Deuruxolitinib (CTP-543)
An investigational JAK 1/2 inhibitor for alopecia areata
Concert Pharmaceuticals is developing deuruxolitinib , an oral inhibitor of Janus kinases JAK1 and JAK2, as a potential treatment for alopecia areata.
Janus kinases (JAKs) are a group of enzymes that play an important role in the immune system. Research has shown that inhibiting JAKs can be beneficial in treating certain immune-mediated diseases. Concert was one of the first drug developers to leverage recent research about JAK inhibitors to develop deuruxolitinib as a potential new treatment to address the dysregulated autoimmune function in alopecia areata. Deuruxolitinib is a deuterium-modified JAK 1/2 inhibitor.
Alopecia areata is a serious autoimmune disease with no approved treatment
Alopecia areata is an autoimmune disease in which the body’s immune system mistakenly attacks a person’s hair follicles, causing patchy or complete loss of hair on the scalp and body as well as other significant physical and psychological symptoms. Alopecia areata affects up to approximately 1.5 million Americans at any given time and can be debilitating to their physical and psychological health.
A publication in the Journal of Investigative Dermatology highlights the impacts of alopecia areata. The journal article, entitled “Burden of Illness in Alopecia Areata: A Cross-Sectional Online Survey Study,” is available online.
The FDA selected alopecia areata as a disease area that it focused on under its Patient-Focused Drug Development Initiative (PFDDI) in 2016-2017, with the goal to bring patient perspectives into early-stage drug development. Currently, there are limited treatment options for alopecia areata.

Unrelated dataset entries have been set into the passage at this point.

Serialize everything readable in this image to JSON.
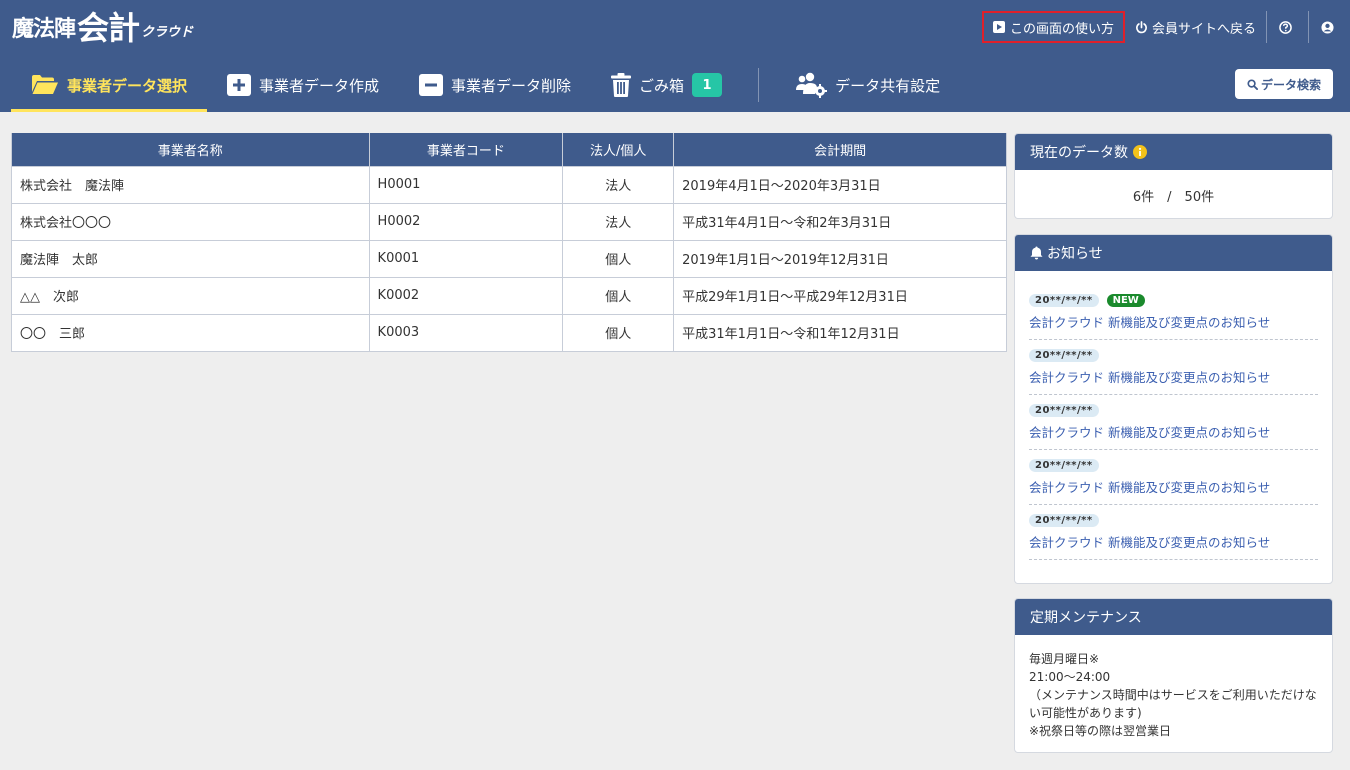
{
  "header": {
    "logo": {
      "part1": "魔法陣",
      "part2": "会計",
      "part3": "クラウド"
    },
    "topnav": {
      "howto": "この画面の使い方",
      "member_site": "会員サイトへ戻る"
    },
    "tabs": [
      {
        "label": "事業者データ選択",
        "icon": "folder-open-icon",
        "active": true
      },
      {
        "label": "事業者データ作成",
        "icon": "plus-square-icon"
      },
      {
        "label": "事業者データ削除",
        "icon": "minus-square-icon"
      },
      {
        "label": "ごみ箱",
        "icon": "trash-icon",
        "badge": "1"
      },
      {
        "label": "データ共有設定",
        "icon": "users-gear-icon"
      }
    ],
    "search_button": "データ検索"
  },
  "table": {
    "headers": [
      "事業者名称",
      "事業者コード",
      "法人/個人",
      "会計期間"
    ],
    "rows": [
      [
        "株式会社　魔法陣",
        "H0001",
        "法人",
        "2019年4月1日～2020年3月31日"
      ],
      [
        "株式会社〇〇〇",
        "H0002",
        "法人",
        "平成31年4月1日～令和2年3月31日"
      ],
      [
        "魔法陣　太郎",
        "K0001",
        "個人",
        "2019年1月1日～2019年12月31日"
      ],
      [
        "△△　次郎",
        "K0002",
        "個人",
        "平成29年1月1日～平成29年12月31日"
      ],
      [
        "〇〇　三郎",
        "K0003",
        "個人",
        "平成31年1月1日～令和1年12月31日"
      ]
    ]
  },
  "data_count": {
    "title": "現在のデータ数",
    "value": "6件　/　50件"
  },
  "news": {
    "title": "お知らせ",
    "items": [
      {
        "date": "20**/**/**",
        "new": "NEW",
        "text": "会計クラウド 新機能及び変更点のお知らせ"
      },
      {
        "date": "20**/**/**",
        "text": "会計クラウド 新機能及び変更点のお知らせ"
      },
      {
        "date": "20**/**/**",
        "text": "会計クラウド 新機能及び変更点のお知らせ"
      },
      {
        "date": "20**/**/**",
        "text": "会計クラウド 新機能及び変更点のお知らせ"
      },
      {
        "date": "20**/**/**",
        "text": "会計クラウド 新機能及び変更点のお知らせ"
      }
    ]
  },
  "maintenance": {
    "title": "定期メンテナンス",
    "lines": [
      "毎週月曜日※",
      "21:00～24:00",
      "（メンテナンス時間中はサービスをご利用いただけない可能性があります)",
      "※祝祭日等の際は翌営業日"
    ]
  },
  "colors": {
    "header": "#3f5b8c",
    "active_tab": "#ffe45c",
    "badge": "#26c6a6",
    "link": "#3b5fb0",
    "new_tag": "#1a8a2c"
  }
}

Deuruxolitinib Clinical Program and Progress
Concert has a robust clinical program evaluating deuruxolitinib as an oral medicine for the treatment of alopecia areata. The FDA has granted Breakthrough Therapy and Fast Track designations for deuruxolitinib. Concert is evaluating the efficacy and safety of deuruxolitinib in adult patients with moderate to severe alopecia areata in its THRIVE-AA Phase 3 clinical program. Concert reported positive topline data from the THRIVE-AA1 and THRIVE-AA2 trials. The primary efficacy endpoint for both studies was the percentage of patients with an absolute Severity of Alopecia Tool (SALT) score of 20 or less after 24 weeks of treatment, which was met with statistical significance by both the 8 mg twice-daily and 12 mg twice-daily doses relative to placebo. Data from the THRIVE-AA1 and THRIVE-AA2 are intended to form the basis of a New Drug Application (NDA) planned to be submitted to the U.S. Food and Drug Administration (FDA) in the first half of 2023.